C’est aussi ça Noël

Derrière le terrain de boules, il est assis par terre les mains toutes violettes. Depuis plusieurs jours il n’a pas réussi à obtenir un hébergement pour la nuit. Trop de jours sans espérance. Il commence à perdre la notion du temps, son cerveau fonctionne au ralenti. Il décide de bouger, se réchauffer. Boire quelque chose de fort devient impératif. Sa bouteille est vide, désespérément vide.

La galerie marchande toute proche s’est parée de ses habits de fête et semble lui tendre les bras. Bientôt Noël, dans un moment ce lieu ressemblera à une ruche bourdonnante.

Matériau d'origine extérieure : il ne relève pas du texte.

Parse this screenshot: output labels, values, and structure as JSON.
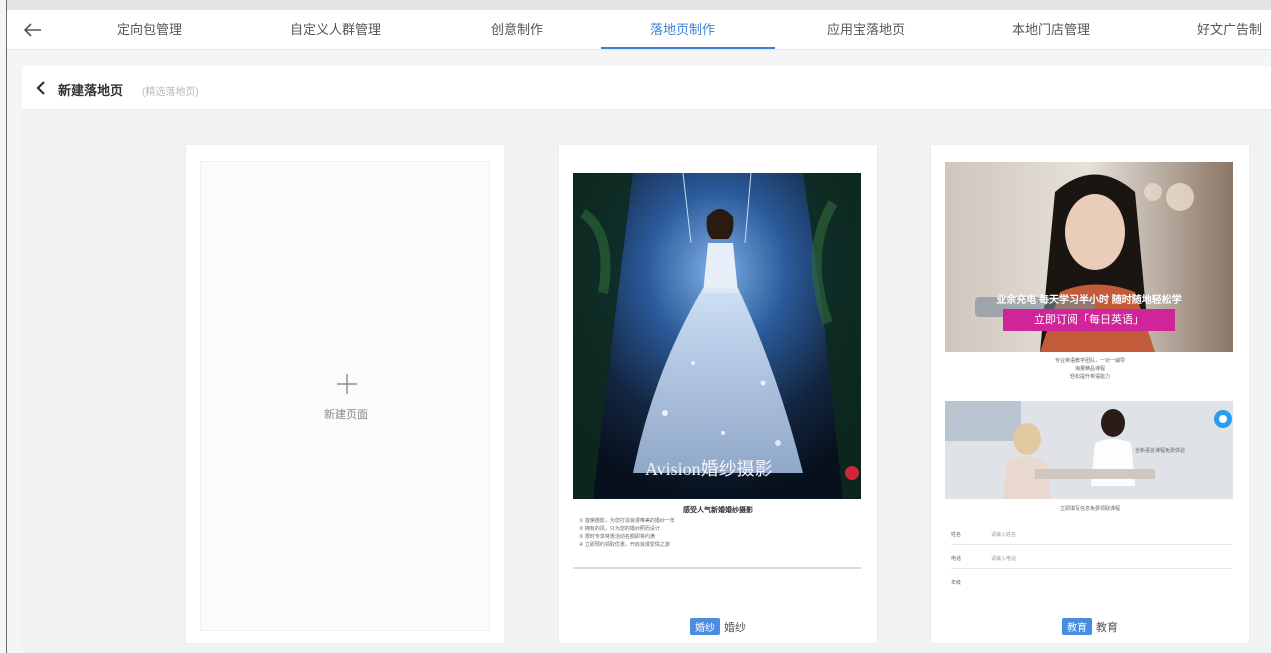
{
  "nav": {
    "tabs": [
      {
        "label": "定向包管理",
        "active": false
      },
      {
        "label": "自定义人群管理",
        "active": false
      },
      {
        "label": "创意制作",
        "active": false
      },
      {
        "label": "落地页制作",
        "active": true
      },
      {
        "label": "应用宝落地页",
        "active": false
      },
      {
        "label": "本地门店管理",
        "active": false
      },
      {
        "label": "好文广告制",
        "active": false
      }
    ]
  },
  "sub": {
    "title": "新建落地页",
    "hint": "(精选落地页)"
  },
  "templates": {
    "new_label": "新建页面",
    "wedding": {
      "tag_badge": "婚纱",
      "tag_label": "婚纱",
      "banner_text": "Avision婚纱摄影",
      "heading": "感受人气新婚婚纱摄影",
      "lines": [
        "① 首席摄影，为您打造浪漫唯美的婚纱一年",
        "② 拥有的风，只为您的婚纱照而设计",
        "③ 限时专享特惠活动名额即将约满",
        "④ 立即预约领取优惠，开启浪漫爱情之旅"
      ]
    },
    "education": {
      "tag_badge": "教育",
      "tag_label": "教育",
      "banner_line1": "业余充电 每天学习半小时 随时随地轻松学",
      "banner_cta": "立即订阅「每日英语」",
      "desc_lines": [
        "专业英语教学团队，一对一辅导",
        "海量精品课程",
        "轻松提升英语能力"
      ],
      "section_title": "全新语言课程免费体验",
      "form_caption": "立即填写信息免费领取课程",
      "form_fields": [
        {
          "label": "姓名",
          "placeholder": "请输入姓名"
        },
        {
          "label": "电话",
          "placeholder": "请输入电话"
        },
        {
          "label": "年级",
          "placeholder": ""
        }
      ]
    }
  },
  "colors": {
    "accent": "#3d7fd6",
    "badge": "#4a8de0",
    "cta": "#d0249a"
  }
}
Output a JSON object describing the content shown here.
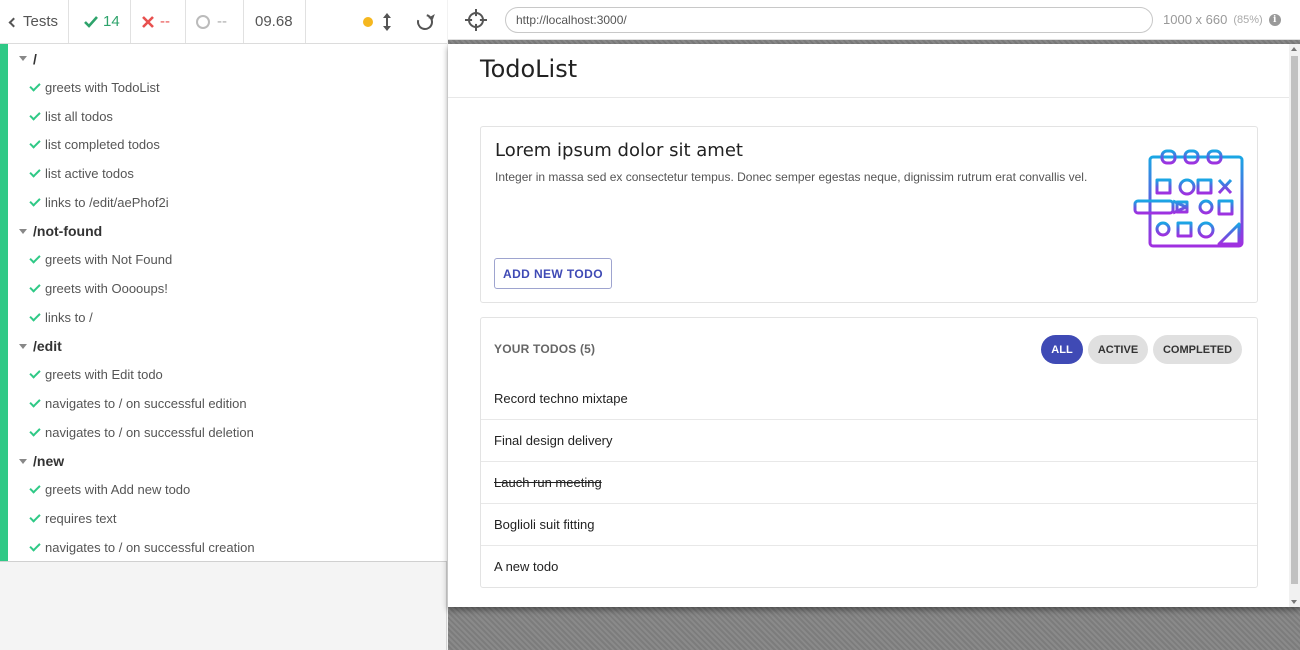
{
  "runner": {
    "tests_label": "Tests",
    "passed": "14",
    "failed": "--",
    "pending": "--",
    "duration": "09.68",
    "status_color": "#f5b71f"
  },
  "suites": [
    {
      "title": "/",
      "tests": [
        "greets with TodoList",
        "list all todos",
        "list completed todos",
        "list active todos",
        "links to /edit/aePhof2i"
      ]
    },
    {
      "title": "/not-found",
      "tests": [
        "greets with Not Found",
        "greets with Ooooups!",
        "links to /"
      ]
    },
    {
      "title": "/edit",
      "tests": [
        "greets with Edit todo",
        "navigates to / on successful edition",
        "navigates to / on successful deletion"
      ]
    },
    {
      "title": "/new",
      "tests": [
        "greets with Add new todo",
        "requires text",
        "navigates to / on successful creation"
      ]
    }
  ],
  "browser": {
    "url": "http://localhost:3000/",
    "viewport": "1000 x 660",
    "scale": "(85%)"
  },
  "app": {
    "title": "TodoList",
    "hero_title": "Lorem ipsum dolor sit amet",
    "hero_text": "Integer in massa sed ex consectetur tempus. Donec semper egestas neque, dignissim rutrum erat convallis vel.",
    "add_button": "ADD NEW TODO",
    "todos_heading": "YOUR TODOS (5)",
    "filters": {
      "all": "ALL",
      "active": "ACTIVE",
      "completed": "COMPLETED",
      "selected": "all"
    },
    "todos": [
      {
        "text": "Record techno mixtape",
        "completed": false
      },
      {
        "text": "Final design delivery",
        "completed": false
      },
      {
        "text": "Lauch run meeting",
        "completed": true
      },
      {
        "text": "Boglioli suit fitting",
        "completed": false
      },
      {
        "text": "A new todo",
        "completed": false
      }
    ],
    "accent_color": "#3f4ab5"
  }
}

Encore faut-il se motiver, réagir, se mettre en marche.

Un peu de chaleur et de lumière, mais impossible de trouver un endroit calme dans ce temple de la consommation. Il y fait chaud et en même temps, lorsque les portes s’ouvrent encore et encore pour laisser entrer les  visiteurs, un grand souffle d’air froid balaie la galerie. La musique envahit tout l’espace, les chants de Noël finissent par donner le vertige.

Avec la Covid, les responsables n’ont pas embauché de Père Noël. C’est bien dommage, il aurait postulé. La vue et le rire des enfants lui remplissent le cœur de joie.

A un moment, il a l’impression d’apercevoir un ange. Tout de neuf et de blanc vêtue, seules ses chaussures usées qui dépassent de sa robe la singularisent. Il la connait, comme lui elle galère et connait la rue.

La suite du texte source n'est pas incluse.